Meet ISDAfix, the Libor Scandal's Sequel

A probe into rate rigging in an obscure benchmark for swaps
Illustration by 731

After fining banks billions of dollars over the last year for distorting a key interest rate known as Libor, regulators in the U.S. are now investigating whether a more obscure rate in another huge market is also rigged.

The rate, known as ISDAfix, is a benchmark in the $379 trillion market for interest rate swaps, which corporations and governments use to fine-tune their borrowing costs. U.S. regulators have subpoenaed as many as 15 banks and about a dozen current and former brokers at ICAP, the company that collects the data submitted by banks to set ISDAfix prices, to determine if they’re colluding to manipulate quotes. ICAP said in a statement on April 9 that it had no knowledge of price manipulations by its brokers, and that it is conducting its own inquiry.

The probe, by the U.S. Commodity Futures Trading Commission, echoes last year’s Libor scandal because both involve benchmarks that are handmade. In other words, they’re determined by humans, not by data automatically entered from actual trades, making them susceptible to falsifying for profit. The agency is also investigating possible manipulation in gold and silver indexes, according to the Wall Street Journal. “Given what we have seen in Libor, we’d be foolish to assume that other benchmarks aren’t venues that deserve review,” commission member Bart Chilton said in March. (Bloomberg LP, the parent of Bloomberg Businessweek, has sued the CFTC, seeking to bar the implementation of a regulation related to the clearing of swaps.)

A panel led by CFTC Chairman Gary Gensler and U.K. Financial Conduct Authority Chief Executive Officer Martin Wheatley is pushing for an overhaul of how rates like ISDAfix and Libor are computed. “To promote market integrity, it is critical that benchmark interest rates be anchored in observable transactions,” Gensler said in a statement. An April 16 report by the International Organization of Securities Commissions found that benchmark setting is a process with “opportunities for abusive conduct,” through submission of “false and misleading data” or attempts to buy off the people who physically enter submissions.

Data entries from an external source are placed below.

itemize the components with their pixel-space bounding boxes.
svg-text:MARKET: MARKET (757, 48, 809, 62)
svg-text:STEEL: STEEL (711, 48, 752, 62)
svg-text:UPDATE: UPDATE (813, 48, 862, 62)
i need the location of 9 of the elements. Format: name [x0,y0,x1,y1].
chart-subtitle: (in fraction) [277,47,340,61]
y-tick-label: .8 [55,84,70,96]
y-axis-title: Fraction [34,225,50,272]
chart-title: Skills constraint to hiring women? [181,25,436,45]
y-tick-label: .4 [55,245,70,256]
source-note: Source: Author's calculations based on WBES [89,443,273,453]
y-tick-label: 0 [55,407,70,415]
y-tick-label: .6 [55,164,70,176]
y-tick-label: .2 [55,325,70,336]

That is what the CFTC is investigating at London-based ICAP, the biggest broker of interest rate swaps between banks. In their simplest form, swaps are used by investors to exchange a fixed interest rate for a floating one, or vice versa. They also come in profoundly more complicated flavors, and altogether they constitute more than half of the $639 trillion global derivatives market. ISDAfix, used by traders to settle contracts and value positions, is commonly found in hybrid securities known as structured notes that are popular with wealthy investors.

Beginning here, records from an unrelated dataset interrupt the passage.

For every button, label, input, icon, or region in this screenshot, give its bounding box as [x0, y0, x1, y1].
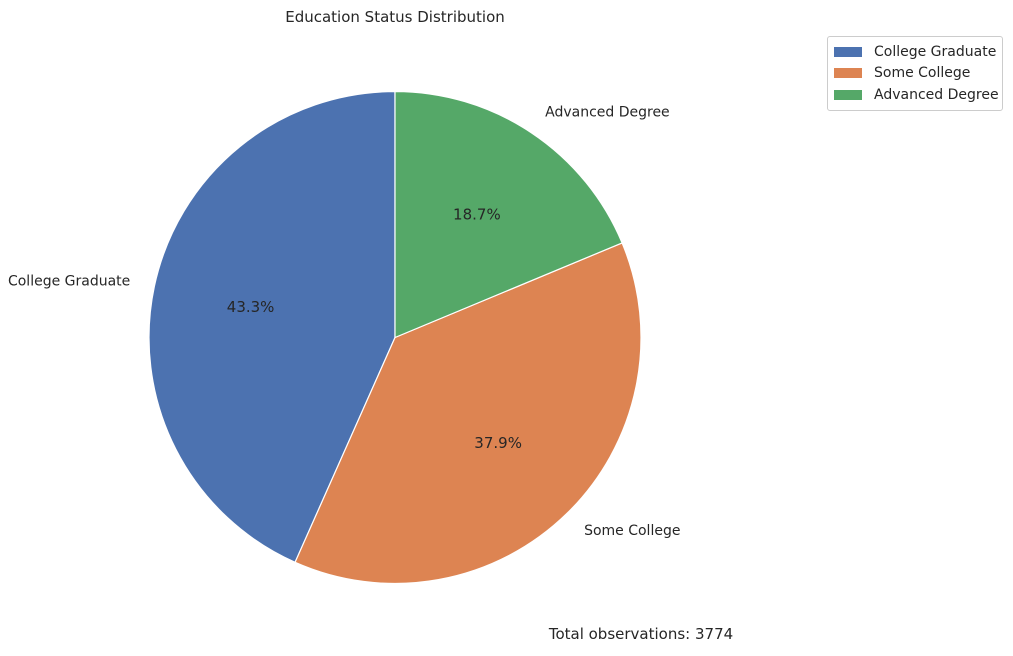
pie-slice-advanced-degree [394, 90, 623, 339]
legend-label: Advanced Degree [874, 86, 999, 103]
pie-category-label-advanced-degree: Advanced Degree [545, 104, 670, 120]
legend-label: Some College [874, 65, 971, 82]
pie-percent-label-college-graduate: 43.3% [227, 298, 275, 316]
total-observations-note: Total observations: 3774 [548, 625, 733, 643]
pie-labels: 43.3% College Graduate 37.9% Some College 18… [8, 104, 680, 539]
legend-swatch-advanced-degree [834, 89, 862, 100]
pie-category-label-college-graduate: College Graduate [8, 273, 130, 289]
legend-label: College Graduate [874, 43, 997, 60]
legend-item-some-college: Some College [834, 63, 996, 85]
chart-title: Education Status Distribution [285, 8, 505, 26]
pie-percent-label-some-college: 37.9% [474, 434, 522, 452]
legend: College Graduate Some College Advanced D… [827, 36, 1003, 111]
legend-item-advanced-degree: Advanced Degree [834, 84, 999, 106]
pie-slice-some-college [294, 242, 642, 585]
pie-percent-label-advanced-degree: 18.7% [453, 206, 501, 224]
pie-category-label-some-college: Some College [584, 523, 680, 539]
legend-item-college-graduate: College Graduate [834, 41, 996, 63]
legend-swatch-college-graduate [834, 46, 862, 57]
pie-slice-college-graduate [148, 90, 396, 563]
legend-swatch-some-college [834, 68, 862, 79]
pie-slices [148, 90, 642, 585]
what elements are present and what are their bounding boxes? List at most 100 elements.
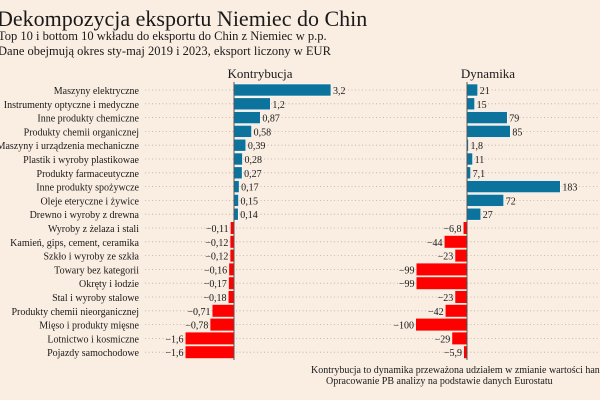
data-label: −0,11 [206,224,229,235]
data-label: 3,2 [333,86,346,97]
bar [230,249,234,262]
bar [452,332,467,345]
category-label: Produkty chemii organicznej [24,127,139,138]
bar [230,222,234,234]
data-label: 72 [506,196,516,207]
category-label: Inne produkty spożywcze [36,183,139,194]
kontrybucja-title: Kontrybucja [228,66,293,81]
category-label: Kamień, gips, cement, ceramika [10,238,139,249]
data-label: −44 [427,238,443,249]
data-label: 79 [509,114,519,125]
dynamika-title: Dynamika [461,66,515,81]
bar [445,304,467,317]
data-label: −23 [438,293,454,304]
bar [455,291,467,303]
data-label: −1,6 [165,348,183,359]
category-label: Instrumenty optyczne i medyczne [4,100,140,111]
bar [455,249,467,262]
data-label: 0,17 [241,183,259,194]
bar [233,166,243,180]
category-label: Drewno i wyroby z drewna [30,210,140,221]
bar [230,235,234,248]
category-label: Wyroby z żelaza i stali [48,224,139,235]
chart-title: Dekompozycja eksportu Niemiec do Chin [0,6,368,31]
bar [466,152,473,166]
data-label: 0,87 [262,114,280,125]
data-label: 15 [477,100,487,111]
bar [185,332,234,345]
category-label: Towary bez kategorii [54,265,139,276]
bar [416,318,467,331]
data-label: −0,12 [205,252,228,263]
data-label: −99 [399,265,415,276]
category-label: Produkty chemii nieorganicznej [11,307,139,318]
bar [233,97,271,111]
bar [463,222,467,234]
data-label: −100 [393,321,414,332]
data-label: 0,28 [244,155,262,166]
data-label: −0,12 [205,238,228,249]
bar [466,194,505,207]
bar [466,125,511,138]
category-label: Okręty i łodzie [79,279,140,290]
category-label: Maszyny elektryczne [54,86,140,97]
bar [212,304,234,317]
bar [466,83,479,97]
data-label: 0,27 [244,169,262,180]
bar [210,318,234,331]
bar [228,277,234,290]
bar [466,111,508,124]
data-label: 85 [512,127,522,138]
data-label: −0,16 [204,265,227,276]
category-label: Stal i wyroby stalowe [52,293,139,304]
category-label: Plastik i wyroby plastikowae [23,155,139,166]
bar [233,125,252,138]
data-label: 21 [480,86,490,97]
chart-subtitle-period: Dane obejmują okres sty-maj 2019 i 2023,… [0,44,331,58]
data-label: −99 [399,279,415,290]
data-label: 27 [483,210,493,221]
bar [233,138,247,152]
bar [185,346,234,359]
data-label: −0,17 [204,279,227,290]
data-label: −0,71 [187,307,210,318]
bar [463,346,467,359]
data-label: 1,8 [471,141,484,152]
data-label: 0,39 [248,141,266,152]
category-label: Maszyny i urządzenia mechaniczne [0,141,140,152]
data-label: −5,9 [444,348,462,359]
bar [416,277,467,290]
data-label: −6,8 [443,224,461,235]
category-label: Szkło i wyroby ze szkła [43,252,139,263]
data-label: −1,6 [165,334,183,345]
data-label: 0,58 [254,127,272,138]
category-label: Oleje eteryczne i żywice [40,196,139,207]
bar [444,235,467,248]
data-label: 11 [475,155,485,166]
data-label: 0,14 [240,210,258,221]
bar [466,97,475,111]
bar [233,194,239,207]
data-label: −0,18 [203,293,226,304]
bar [466,180,561,193]
category-label: Mięso i produkty mięsne [39,321,139,332]
category-label: Produkty farmaceutyczne [37,169,140,180]
data-label: −0,78 [185,321,208,332]
bar [233,111,261,124]
data-label: 7,1 [473,169,486,180]
bar [466,166,471,180]
data-label: −42 [428,307,444,318]
footnote: Kontrybucja to dynamika przeważona udzia… [311,365,600,376]
bar [466,207,482,221]
data-label: −23 [438,252,454,263]
data-label: 1,2 [272,100,285,111]
bar [233,207,239,221]
bar [416,263,467,276]
bar [233,180,240,193]
bar [233,83,332,97]
category-label: Lotnictwo i kosmiczne [47,334,139,345]
bar [228,291,234,303]
source-note: Opracowanie PB analizy na podstawie dany… [326,376,553,387]
bar [229,263,234,276]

While they affect everything from pension annuities to commercial real estate investments, ISDAfix rates are esoteric even by the standards of structured finance. The head of trading at a structured products desk at a Wall Street dealer, a derivatives lawyer at a major U.S. firm, academics at universities, and a brokerage analyst, all interviewed by Bloomberg, had never heard of the benchmark. There isn’t even an ISDAfix definition at

ICAP publishes ISDAfix prices each morning at 11 a.m., after 13 banks, including Goldman Sachs and JPMorgan Chase, submit bids and offers for interest rate swaps in various currencies. ICAP brokers update the numbers throughout the day based on reported transactions. The data, displayed on an electronic screen known as 19901, are followed by about 6,000 corporate treasurers, money managers, and other clients, who use swaps to protect against changes in interest rates. Banks could earn millions by persuading ICAP brokers to delay their manual entry of data. Publishing stale prices can boost profits for banks dramatically. On a $500 million swap that matures in 20 years, for example, a delay that prevents the instrument from moving one basis point (0.01 percent) equals $1 million in profit for the dealer. “That screen makes or breaks a lot of profit and loss, so clearly there’s a lot of opportunity for influence,” says David Kelly, the director of financial engineering at Calypso Technology.

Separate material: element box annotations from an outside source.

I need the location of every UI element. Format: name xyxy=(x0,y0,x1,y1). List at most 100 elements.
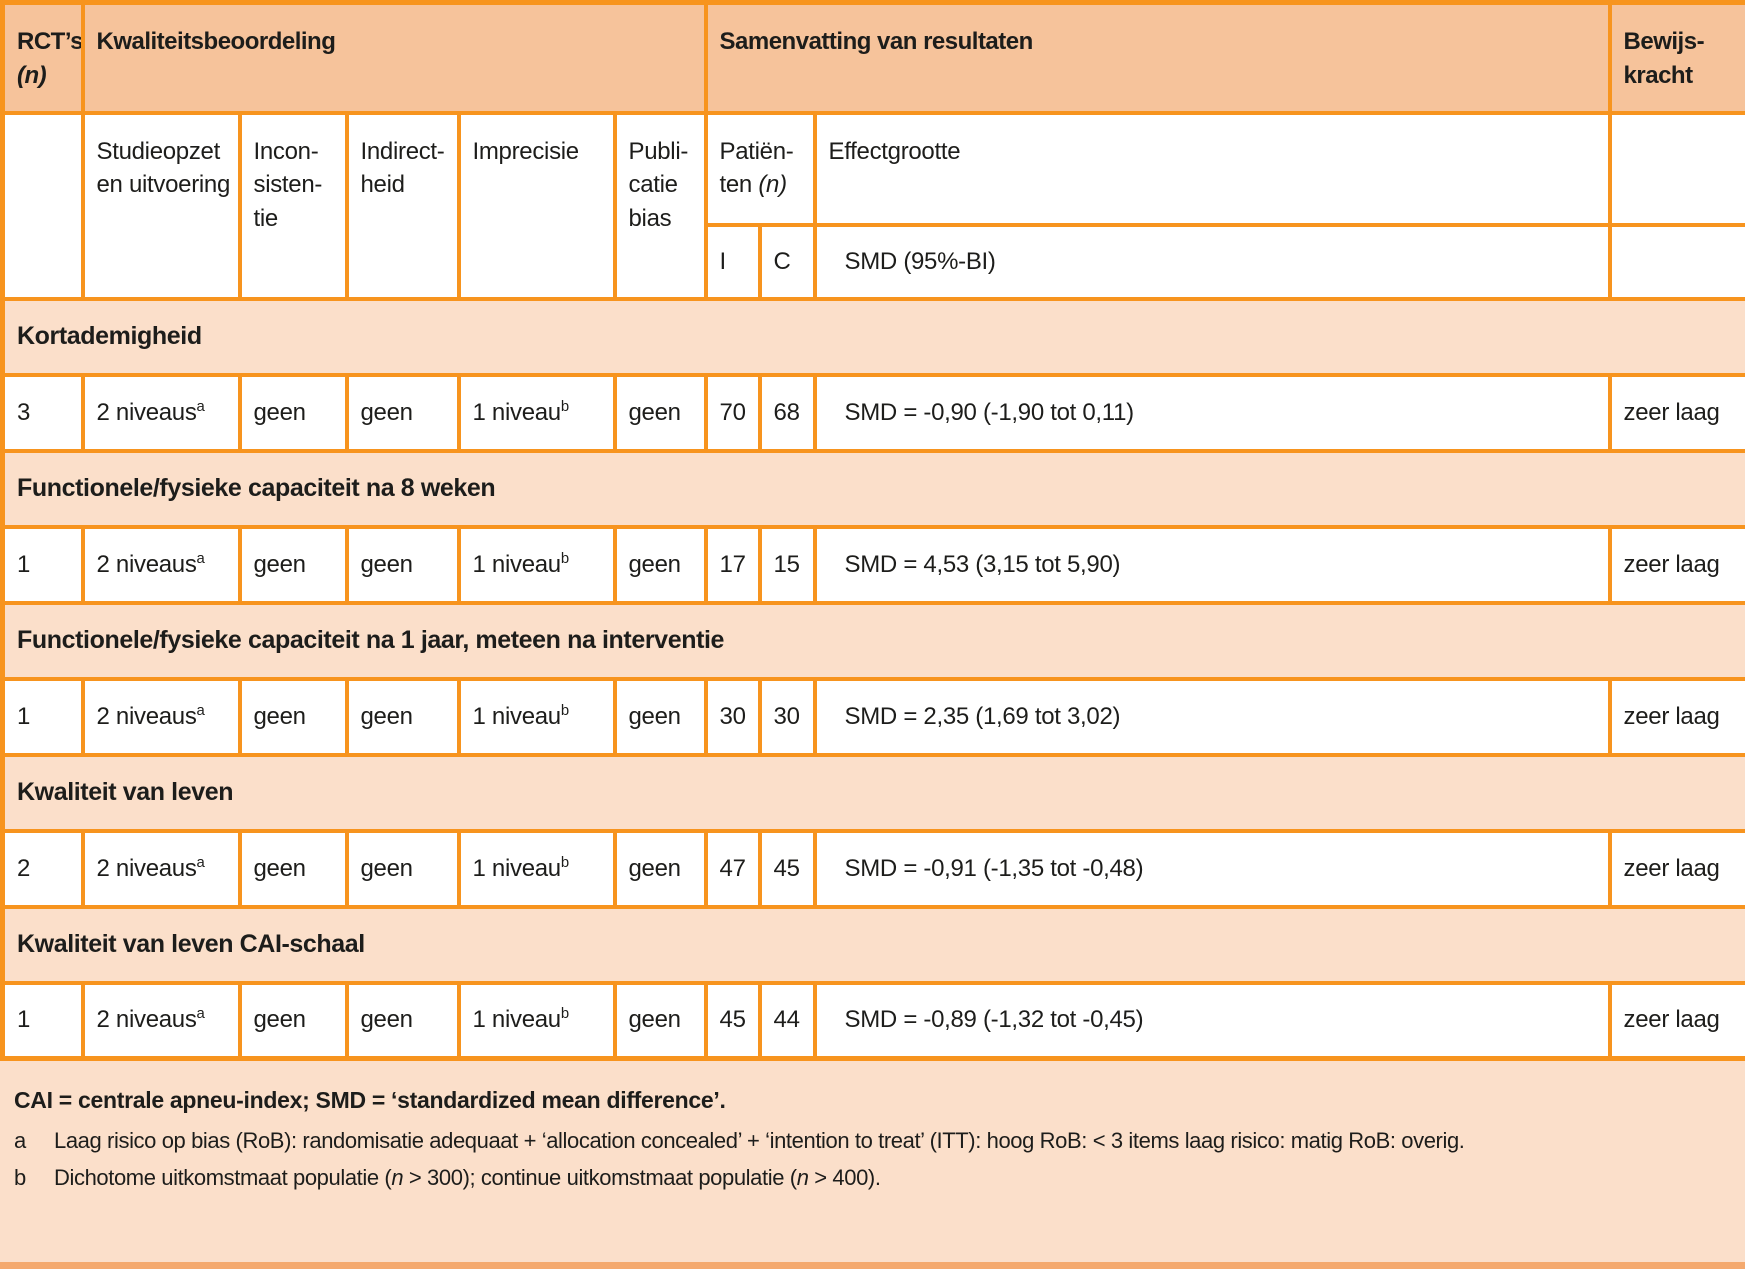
imprecisie-value: 1 niveau xyxy=(472,550,562,578)
subheader-cell-i: I xyxy=(703,222,762,301)
table-subheader-row: Studieopzet en uitvoering Incon-sisten-t… xyxy=(0,110,1745,301)
cell-rcts: 3 xyxy=(0,372,85,453)
footnote-ref-a: a xyxy=(196,398,205,415)
footnote-ref-b: b xyxy=(560,398,570,415)
cell-inconsistentie: geen xyxy=(237,980,349,1061)
footnote-ref-b: b xyxy=(560,550,570,567)
footnote-a-text: Laag risico op bias (RoB): randomisatie … xyxy=(54,1128,1465,1153)
rcts-label: RCT’s xyxy=(17,28,83,55)
cell-patienten-i: 17 xyxy=(703,524,762,605)
cell-publicatiebias: geen xyxy=(612,828,708,909)
studieopzet-value: 2 niveaus xyxy=(96,550,197,578)
section-title: Functionele/fysieke capaciteit na 8 weke… xyxy=(0,448,1745,529)
cell-imprecisie: 1 niveaub xyxy=(456,828,617,909)
cell-publicatiebias: geen xyxy=(612,372,708,453)
cell-studieopzet: 2 niveausa xyxy=(80,676,242,757)
cell-patienten-i: 30 xyxy=(703,676,762,757)
cell-publicatiebias: geen xyxy=(612,524,708,605)
table-subheader-row-2: I C SMD (95%-BI) xyxy=(3,222,1745,301)
cell-inconsistentie: geen xyxy=(237,676,349,757)
cell-patienten-c: 68 xyxy=(757,372,817,453)
cell-bewijskracht: zeer laag xyxy=(1607,372,1745,453)
cell-studieopzet: 2 niveausa xyxy=(80,980,242,1061)
subheader-cell-patienten: Patiën-ten (n) xyxy=(703,110,817,227)
footnote-b-marker: b xyxy=(14,1165,26,1190)
cell-effectgrootte: SMD = 4,53 (3,15 tot 5,90) xyxy=(812,524,1612,605)
cell-publicatiebias: geen xyxy=(612,676,708,757)
subheader-cell-empty-right-top xyxy=(1607,110,1745,227)
subheader-cell-empty-left xyxy=(0,110,85,301)
cell-patienten-c: 15 xyxy=(757,524,817,605)
cell-inconsistentie: geen xyxy=(237,372,349,453)
footnote-a-marker: a xyxy=(14,1128,26,1153)
section-title: Functionele/fysieke capaciteit na 1 jaar… xyxy=(0,600,1745,681)
section-row-capaciteit-1-jaar: Functionele/fysieke capaciteit na 1 jaar… xyxy=(0,600,1745,681)
footnote-b-seg3: > 400). xyxy=(808,1165,881,1190)
cell-indirectheid: geen xyxy=(344,524,461,605)
cell-inconsistentie: geen xyxy=(237,524,349,605)
footnote-ref-a: a xyxy=(196,702,205,719)
section-row-kwaliteit-van-leven: Kwaliteit van leven xyxy=(0,752,1745,833)
studieopzet-value: 2 niveaus xyxy=(96,854,197,882)
grade-evidence-table: RCT’s (n) Kwaliteitsbeoordeling Samenvat… xyxy=(0,0,1745,1061)
footnote-b-n2: n xyxy=(796,1165,809,1190)
cell-bewijskracht: zeer laag xyxy=(1607,980,1745,1061)
cell-studieopzet: 2 niveausa xyxy=(80,372,242,453)
cell-imprecisie: 1 niveaub xyxy=(456,980,617,1061)
data-row-kwaliteit-van-leven-cai: 1 2 niveausa geen geen 1 niveaub geen 45… xyxy=(0,980,1745,1061)
cell-effectgrootte: SMD = -0,91 (-1,35 tot -0,48) xyxy=(812,828,1612,909)
cell-patienten-i: 47 xyxy=(703,828,762,909)
imprecisie-value: 1 niveau xyxy=(472,854,562,882)
data-row-kortademigheid: 3 2 niveausa geen geen 1 niveaub geen 70… xyxy=(0,372,1745,453)
footnote-ref-a: a xyxy=(196,550,205,567)
cell-indirectheid: geen xyxy=(344,372,461,453)
cell-patienten-c: 45 xyxy=(757,828,817,909)
footnote-a: a Laag risico op bias (RoB): randomisati… xyxy=(14,1128,1729,1154)
cell-effectgrootte: SMD = 2,35 (1,69 tot 3,02) xyxy=(812,676,1612,757)
cell-indirectheid: geen xyxy=(344,828,461,909)
cell-patienten-c: 30 xyxy=(757,676,817,757)
cell-studieopzet: 2 niveausa xyxy=(80,828,242,909)
rcts-n-label: (n) xyxy=(17,61,47,89)
studieopzet-value: 2 niveaus xyxy=(96,702,197,730)
subheader-cell-publicatiebias: Publi-catie bias xyxy=(612,110,708,301)
imprecisie-value: 1 niveau xyxy=(472,702,562,730)
section-title: Kortademigheid xyxy=(0,296,1745,377)
table-footnotes: CAI = centrale apneu-index; SMD = ‘stand… xyxy=(0,1061,1745,1262)
cell-publicatiebias: geen xyxy=(612,980,708,1061)
cell-effectgrootte: SMD = -0,90 (-1,90 tot 0,11) xyxy=(812,372,1612,453)
cell-bewijskracht: zeer laag xyxy=(1607,524,1745,605)
cell-rcts: 2 xyxy=(0,828,85,909)
cell-bewijskracht: zeer laag xyxy=(1607,828,1745,909)
cell-effectgrootte: SMD = -0,89 (-1,32 tot -0,45) xyxy=(812,980,1612,1061)
table-header-row: RCT’s (n) Kwaliteitsbeoordeling Samenvat… xyxy=(0,0,1745,115)
data-row-capaciteit-1-jaar: 1 2 niveausa geen geen 1 niveaub geen 30… xyxy=(0,676,1745,757)
patienten-label: Patiën-ten xyxy=(719,137,794,199)
section-row-kwaliteit-van-leven-cai: Kwaliteit van leven CAI-schaal xyxy=(0,904,1745,985)
footnote-ref-a: a xyxy=(196,854,205,871)
bottom-edge-divider xyxy=(0,1262,1745,1269)
header-cell-samenvatting: Samenvatting van resultaten xyxy=(703,0,1612,115)
studieopzet-value: 2 niveaus xyxy=(96,398,197,426)
studieopzet-value: 2 niveaus xyxy=(96,1006,197,1034)
cell-studieopzet: 2 niveausa xyxy=(80,524,242,605)
abbreviations-line: CAI = centrale apneu-index; SMD = ‘stand… xyxy=(14,1087,726,1113)
subheader-cell-studieopzet: Studieopzet en uitvoering xyxy=(80,110,242,301)
cell-rcts: 1 xyxy=(0,524,85,605)
footnote-ref-b: b xyxy=(560,854,570,871)
header-cell-bewijskracht: Bewijs-kracht xyxy=(1607,0,1745,115)
cell-indirectheid: geen xyxy=(344,676,461,757)
cell-bewijskracht: zeer laag xyxy=(1607,676,1745,757)
imprecisie-value: 1 niveau xyxy=(472,398,562,426)
footnote-ref-a: a xyxy=(196,1006,205,1023)
section-title: Kwaliteit van leven CAI-schaal xyxy=(0,904,1745,985)
footnote-b-text: Dichotome uitkomstmaat populatie (n > 30… xyxy=(54,1165,881,1191)
cell-patienten-i: 45 xyxy=(703,980,762,1061)
section-row-kortademigheid: Kortademigheid xyxy=(0,296,1745,377)
imprecisie-value: 1 niveau xyxy=(472,1006,562,1034)
footnote-ref-b: b xyxy=(560,702,570,719)
footnote-b-n1: n xyxy=(391,1165,404,1190)
cell-patienten-c: 44 xyxy=(757,980,817,1061)
subheader-cell-inconsistentie: Incon-sisten-tie xyxy=(237,110,349,301)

ICAP does more than track the data: Its brokers match dealers by phone, then enter transactions into the 19901 screen by hand. The firm is paid commissions based on the size of the trades it matches. It’s lucrative work. Brokers in ICAP’s Jersey City office were paid as much as $7 million a year, earning the outpost the nickname Treasure Island, according to a person familiar with the matter.


    The bottom line: Regulators are investigating possible manipulation of a rate that influences prices in the $379 trillion interest rate swaps market.